In the original post, this problem is answered by holding that L+ is never true. To motivate this, note that e.g. the Eiffel Tower is never true, either – simply because the Eiffel Tower isn’t the kind of thing that can be true (or false). Likewise, L+ also isn’t the kind of thing that can be true or false – because it does not express a proposition. Thus, even under the assumption that L+ does not express a proposition, L+ is not true, contrary to the first step in the argument.
3. Objection
As the proposal stands, it is not very convincing because (a) there is a proposition that L+ seems to express, and (b) we have a reason for thinking that it does express this or some other proposition. Let’s start with (a), by noting that OP wants to endorse P+, which entails Q+.
(P+) Sentence L+ does not express a proposition.
(Q+) Sentence L+ does not express a true proposition.
Presumably, OP thinks that Q+ expresses a proposition, viz. the proposition that L+ does not express a true proposition. Let’s speak of PROP to mean that proposition. So, what reason is there for thinking that L+ doesn’t also express PROP? On the face of it, L+ is the subject of both Q+ and L+, and both claim of their subject that it does not express a true proposition. So, aren’t they saying the same thing? Don’t both express PROP? If not, what’s the difference?
Suppose I point at L+ and say: ‘OP believes that this sentence does not express a true proposition’. That seems like a true belief report, and it seems to express that the belief-relation holds between OP and PROP. Yet for that to happen, my use of L+ = ‘this sentence does not express a true proposition’ somehow singles out PROP. If so, why can’t those words express PROP when they occur on their own, viz. as L+? (Here, the preliminary remark, and the nature of demonstratives, may become relevant.)
The upshot is that we need to be told some story about why L+ does not express PROP. A Tarskian / Contextualist may have such a story; but we can’t just claim that L+ does not express a proposition and consider the Liar Paradox solved. Further, whatever story we do tell, it needs to say something about the Principle of Compositionality.
(PoC) For all complex expressions e, the meaning of e is determined by the meanings of e’s constituents, together with e syntactic structure.

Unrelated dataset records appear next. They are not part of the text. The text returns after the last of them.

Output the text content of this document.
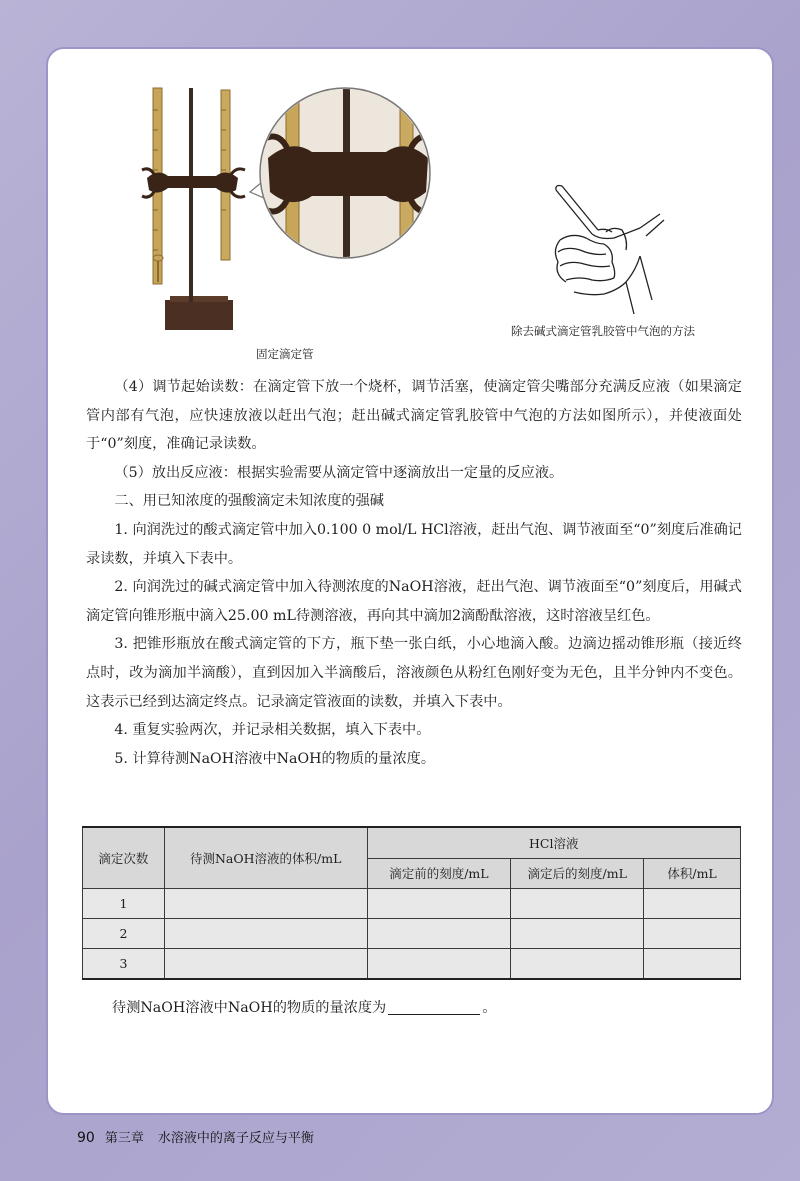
固定滴定管
除去碱式滴定管乳胶管中气泡的方法

（4）调节起始读数：在滴定管下放一个烧杯，调节活塞，使滴定管尖嘴部分充满反应液（如果滴定管内部有气泡，应快速放液以赶出气泡；赶出碱式滴定管乳胶管中气泡的方法如图所示），并使液面处于“0”刻度，准确记录读数。

（5）放出反应液：根据实验需要从滴定管中逐滴放出一定量的反应液。

二、用已知浓度的强酸滴定未知浓度的强碱

1. 向润洗过的酸式滴定管中加入0.100 0 mol/L HCl溶液，赶出气泡、调节液面至“0”刻度后准确记录读数，并填入下表中。

2. 向润洗过的碱式滴定管中加入待测浓度的NaOH溶液，赶出气泡、调节液面至“0”刻度后，用碱式滴定管向锥形瓶中滴入25.00 mL待测溶液，再向其中滴加2滴酚酞溶液，这时溶液呈红色。

3. 把锥形瓶放在酸式滴定管的下方，瓶下垫一张白纸，小心地滴入酸。边滴边摇动锥形瓶（接近终点时，改为滴加半滴酸），直到因加入半滴酸后，溶液颜色从粉红色刚好变为无色，且半分钟内不变色。这表示已经到达滴定终点。记录滴定管液面的读数，并填入下表中。

4. 重复实验两次，并记录相关数据，填入下表中。

5. 计算待测NaOH溶液中NaOH的物质的量浓度。

滴定次数	待测NaOH溶液的体积/mL	HCl溶液		
		滴定前的刻度/mL	滴定后的刻度/mL	体积/mL
1				
2				
3				
待测NaOH溶液中NaOH的物质的量浓度为	。
90 第三章 水溶液中的离子反应与平衡
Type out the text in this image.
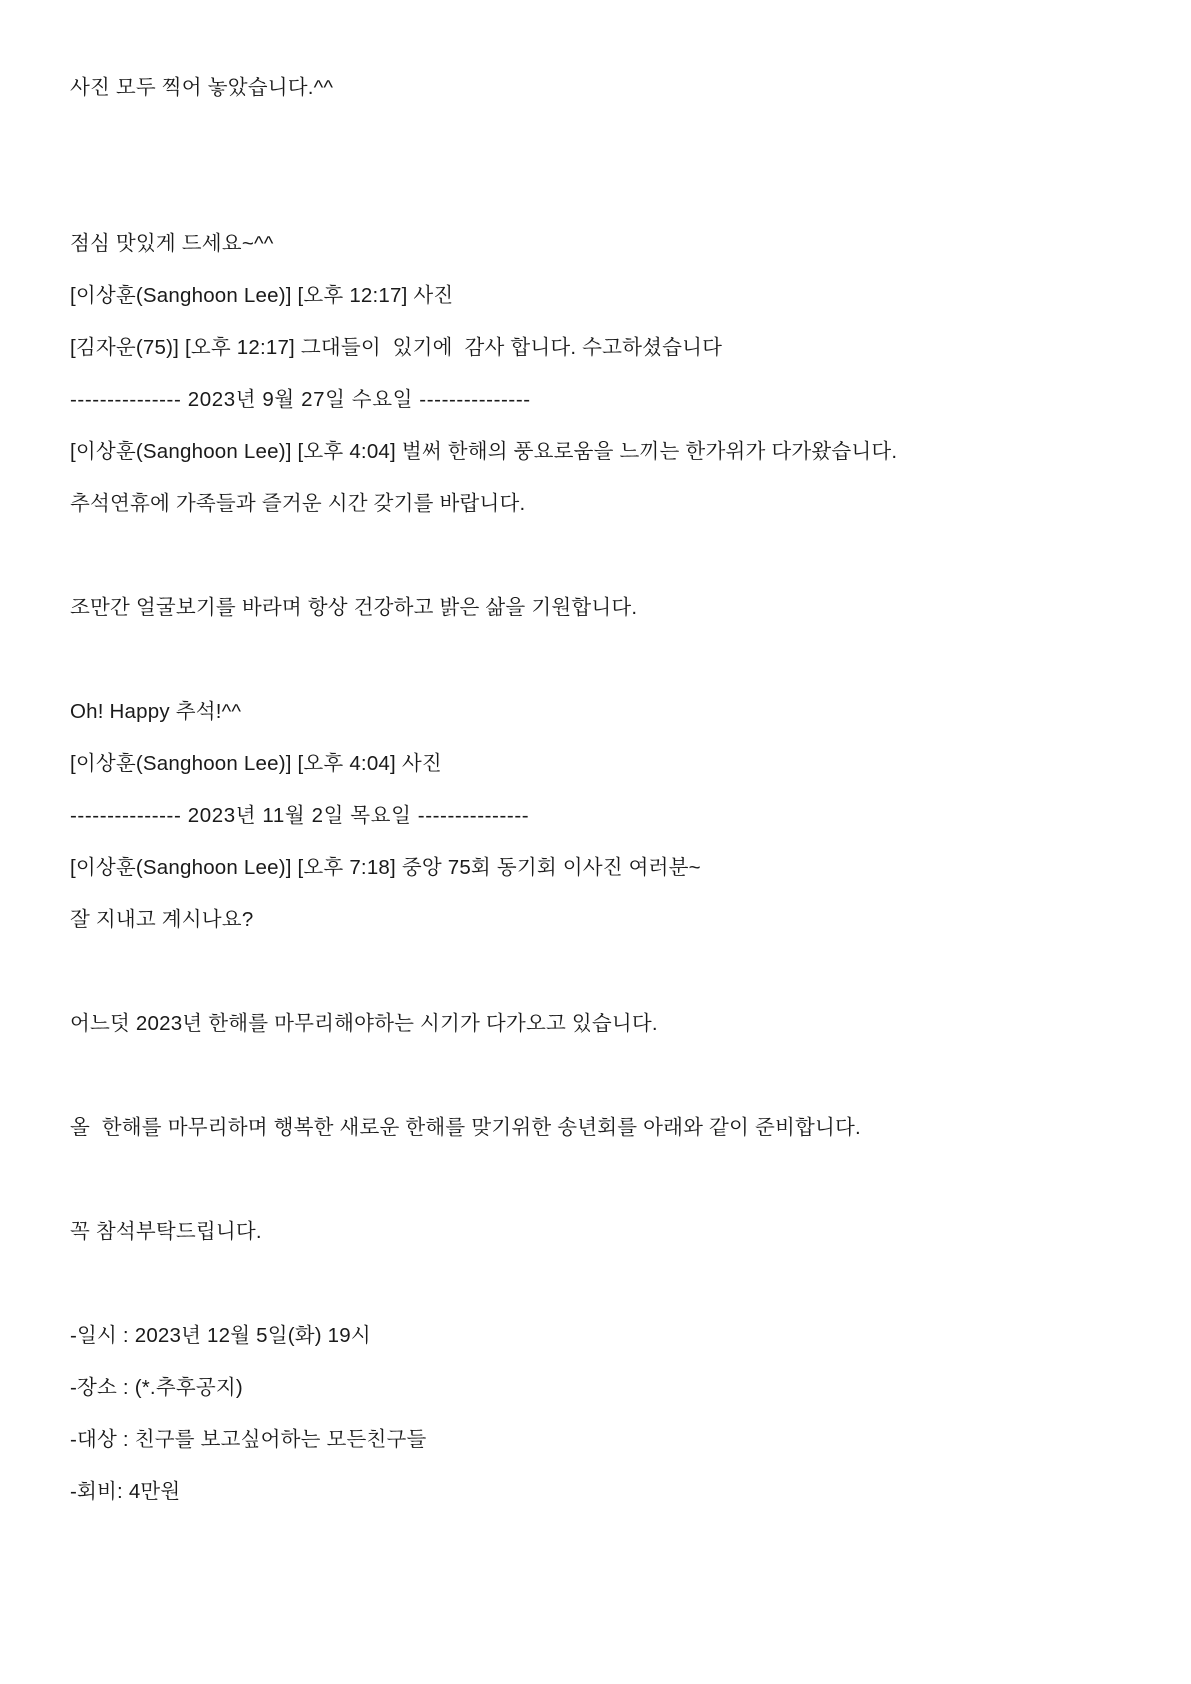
사진 모두 찍어 놓았습니다.^^
점심 맛있게 드세요~^^
[이상훈(Sanghoon Lee)] [오후 12:17] 사진
[김자운(75)] [오후 12:17] 그대들이  있기에  감사 합니다. 수고하셨습니다
--------------- 2023년 9월 27일 수요일 ---------------
[이상훈(Sanghoon Lee)] [오후 4:04] 벌써 한해의 풍요로움을 느끼는 한가위가 다가왔습니다.
추석연휴에 가족들과 즐거운 시간 갖기를 바랍니다.
조만간 얼굴보기를 바라며 항상 건강하고 밝은 삶을 기원합니다.
Oh! Happy 추석!^^
[이상훈(Sanghoon Lee)] [오후 4:04] 사진
--------------- 2023년 11월 2일 목요일 ---------------
[이상훈(Sanghoon Lee)] [오후 7:18] 중앙 75회 동기회 이사진 여러분~
잘 지내고 계시나요?
어느덧 2023년 한해를 마무리해야하는 시기가 다가오고 있습니다.
올  한해를 마무리하며 행복한 새로운 한해를 맞기위한 송년회를 아래와 같이 준비합니다.
꼭 참석부탁드립니다.
-일시 : 2023년 12월 5일(화) 19시
-장소 : (*.추후공지)
-대상 : 친구를 보고싶어하는 모든친구들
-회비: 4만원
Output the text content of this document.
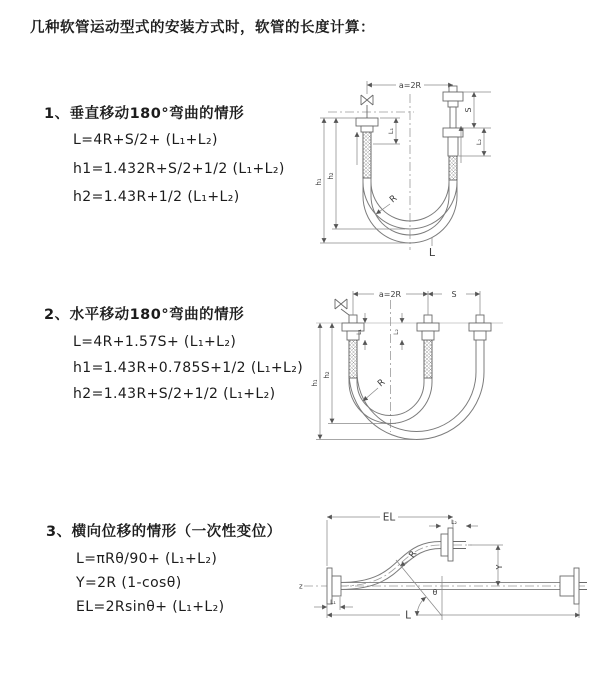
几种软管运动型式的安装方式时，软管的长度计算：
1、垂直移动180°弯曲的情形
L=4R+S/2+ (L₁+L₂)
h1=1.432R+S/2+1/2 (L₁+L₂)
h2=1.43R+1/2 (L₁+L₂)
2、水平移动180°弯曲的情形
L=4R+1.57S+ (L₁+L₂)
h1=1.43R+0.785S+1/2 (L₁+L₂)
h2=1.43R+S/2+1/2 (L₁+L₂)
3、横向位移的情形（一次性变位）
L=πRθ/90+ (L₁+L₂)
Y=2R (1-cosθ)
EL=2Rsinθ+ (L₁+L₂)
a=2R
S
L₂
L₁
h₁
h₂
R
L
a=2R	S
L₁	L₂
h₁
h₂
R
EL	L₂
Y
R
θ
L
L₁
z
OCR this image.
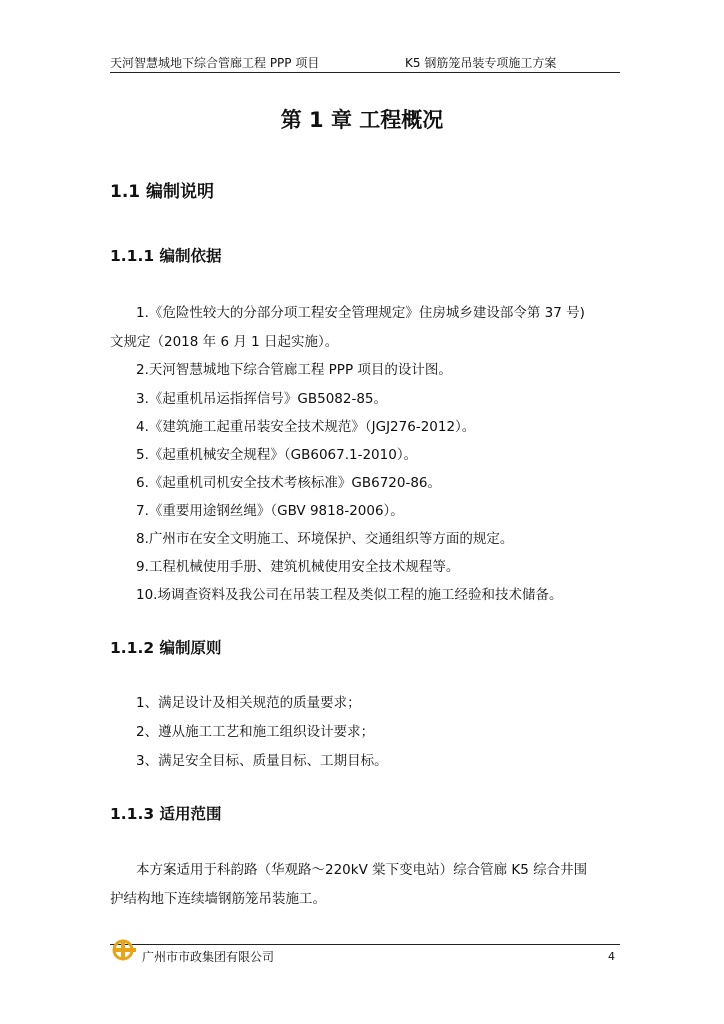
天河智慧城地下综合管廊工程 PPP 项目	K5 钢筋笼吊装专项施工方案
第 1 章 工程概况
1.1 编制说明
1.1.1 编制依据
1.《危险性较大的分部分项工程安全管理规定》住房城乡建设部令第 37 号)
文规定（2018 年 6 月 1 日起实施）。
2.天河智慧城地下综合管廊工程 PPP 项目的设计图。
3.《起重机吊运指挥信号》GB5082-85。
4.《建筑施工起重吊装安全技术规范》（JGJ276-2012）。
5.《起重机械安全规程》（GB6067.1-2010）。
6.《起重机司机安全技术考核标准》GB6720-86。
7.《重要用途钢丝绳》（GBV 9818-2006）。
8.广州市在安全文明施工、环境保护、交通组织等方面的规定。
9.工程机械使用手册、建筑机械使用安全技术规程等。
10.场调查资料及我公司在吊装工程及类似工程的施工经验和技术储备。
1.1.2 编制原则
1、满足设计及相关规范的质量要求；
2、遵从施工工艺和施工组织设计要求；
3、满足安全目标、质量目标、工期目标。
1.1.3 适用范围
本方案适用于科韵路（华观路～220kV 棠下变电站）综合管廊 K5 综合井围
护结构地下连续墙钢筋笼吊装施工。
广州市市政集团有限公司	4
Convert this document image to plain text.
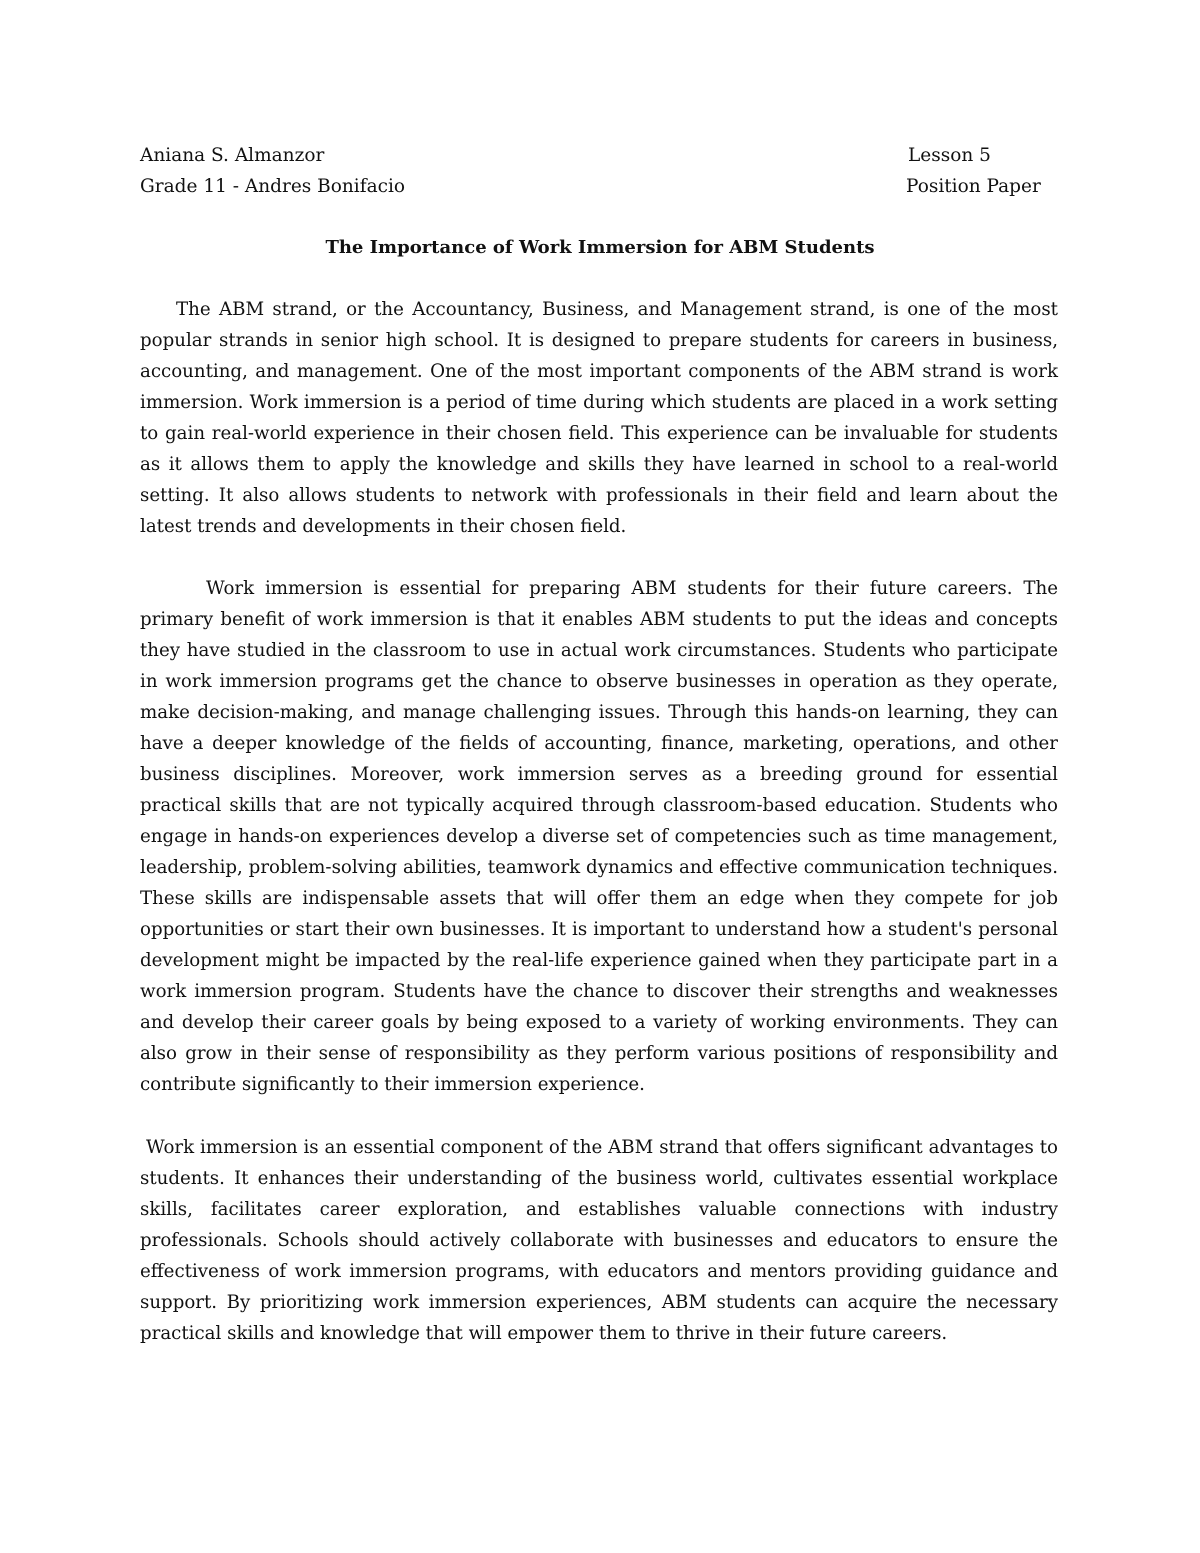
Aniana S. Almanzor	Lesson 5
Grade 11 - Andres Bonifacio	Position Paper
The Importance of Work Immersion for ABM Students

The ABM strand, or the Accountancy, Business, and Management strand, is one of the most popular strands in senior high school. It is designed to prepare students for careers in business, accounting, and management. One of the most important components of the ABM strand is work immersion. Work immersion is a period of time during which students are placed in a work setting to gain real-world experience in their chosen field. This experience can be invaluable for students as it allows them to apply the knowledge and skills they have learned in school to a real-world setting. It also allows students to network with professionals in their field and learn about the latest trends and developments in their chosen field.

Work immersion is essential for preparing ABM students for their future careers. The primary benefit of work immersion is that it enables ABM students to put the ideas and concepts they have studied in the classroom to use in actual work circumstances. Students who participate in work immersion programs get the chance to observe businesses in operation as they operate, make decision-making, and manage challenging issues. Through this hands-on learning, they can have a deeper knowledge of the fields of accounting, finance, marketing, operations, and other business disciplines. Moreover, work immersion serves as a breeding ground for essential practical skills that are not typically acquired through classroom-based education. Students who engage in hands-on experiences develop a diverse set of competencies such as time management, leadership, problem-solving abilities, teamwork dynamics and effective communication techniques. These skills are indispensable assets that will offer them an edge when they compete for job opportunities or start their own businesses. It is important to understand how a student's personal development might be impacted by the real-life experience gained when they participate part in a work immersion program. Students have the chance to discover their strengths and weaknesses and develop their career goals by being exposed to a variety of working environments. They can also grow in their sense of responsibility as they perform various positions of responsibility and contribute significantly to their immersion experience.

Work immersion is an essential component of the ABM strand that offers significant advantages to students. It enhances their understanding of the business world, cultivates essential workplace skills, facilitates career exploration, and establishes valuable connections with industry professionals. Schools should actively collaborate with businesses and educators to ensure the effectiveness of work immersion programs, with educators and mentors providing guidance and support. By prioritizing work immersion experiences, ABM students can acquire the necessary practical skills and knowledge that will empower them to thrive in their future careers.
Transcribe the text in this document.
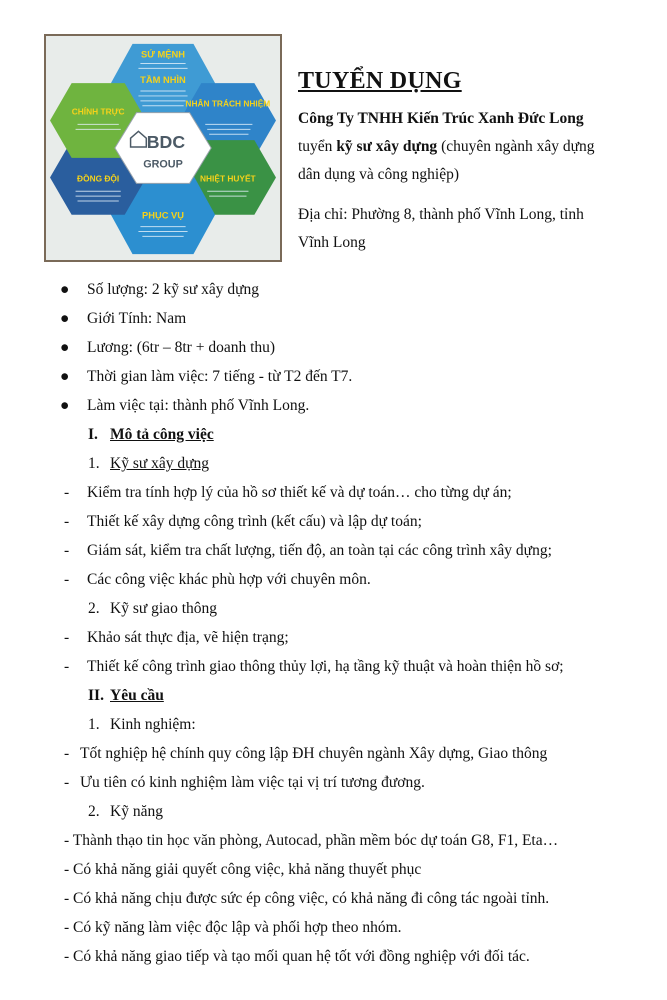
SỨ MỆNH
TẦM NHÌN
NHÂN TRÁCH NHIỆM
NHIỆT HUYẾT
PHỤC VỤ
ĐỒNG ĐỘI
CHÍNH TRỰC
BDC
GROUP
TUYỂN DỤNG

Công Ty TNHH Kiến Trúc Xanh Đức Long

tuyển kỹ sư xây dựng (chuyên ngành xây dựng

dân dụng và công nghiệp)

Địa chỉ: Phường 8, thành phố Vĩnh Long, tỉnh

Vĩnh Long

● Số lượng: 2 kỹ sư xây dựng
● Giới Tính: Nam
● Lương: (6tr – 8tr + doanh thu)
● Thời gian làm việc: 7 tiếng - từ T2 đến T7.
● Làm việc tại: thành phố Vĩnh Long.
I. Mô tả công việc
1. Kỹ sư xây dựng
- Kiểm tra tính hợp lý của hồ sơ thiết kế và dự toán… cho từng dự án;
- Thiết kế xây dựng công trình (kết cấu) và lập dự toán;
- Giám sát, kiểm tra chất lượng, tiến độ, an toàn tại các công trình xây dựng;
- Các công việc khác phù hợp với chuyên môn.
2. Kỹ sư giao thông
- Khảo sát thực địa, vẽ hiện trạng;
- Thiết kế công trình giao thông thủy lợi, hạ tầng kỹ thuật và hoàn thiện hồ sơ;
II. Yêu cầu
1. Kinh nghiệm:
- Tốt nghiệp hệ chính quy công lập ĐH chuyên ngành Xây dựng, Giao thông
- Ưu tiên có kinh nghiệm làm việc tại vị trí tương đương.
2. Kỹ năng
- Thành thạo tin học văn phòng, Autocad, phần mềm bóc dự toán G8, F1, Eta…
- Có khả năng giải quyết công việc, khả năng thuyết phục
- Có khả năng chịu được sức ép công việc, có khả năng đi công tác ngoài tỉnh.
- Có kỹ năng làm việc độc lập và phối hợp theo nhóm.
- Có khả năng giao tiếp và tạo mối quan hệ tốt với đồng nghiệp với đối tác.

Given that the constituents of L+ are meaningful, and given that L+ is syntactically non-defective, PoC entails that L+ is meaningful. That’s not quite the same as expressing a proposition, but it’s close enough to make trouble. In particular, if the constituents of Q+ compose to express PROP, why don’t the constituents of L+? Individually, all the constituents seem to have the right semantic values.
4. The ad hoc concern
As I said, we need a reason for denying that L+ expresses a proposition. The OP’s suggestion was that the paradox itself provides such a reason: L+ couldn’t express a proposition; because if it did, there would be a paradox. To support this, OP points out that Naïve Comprehension [NC] was rejected because it led to a paradox (viz. Russell’s). And that was the only reason for rejecting it (according to OP). So why isn’t it a good-enough reason to reject that L+ expresses a proposition?
One answer, I think, is that Russell’s Paradox directly challenges NC. NC says: ‘For every F, there’s a set of all Fs’, and the paradox then asks: ‘What about F = does not contain itself as element?’ Since NC can’t answer this question, it looks like NC is directly responsible for our troubles. (Though Dummett argued otherwise?) By contrast, there is no one principle that generates the Liar Paradox, where we’d say: ‘Yeah, that’s the culprit!’ The Liar Paradox has a number of ingredients, so that it really would be ad hoc to just pick one and discard it.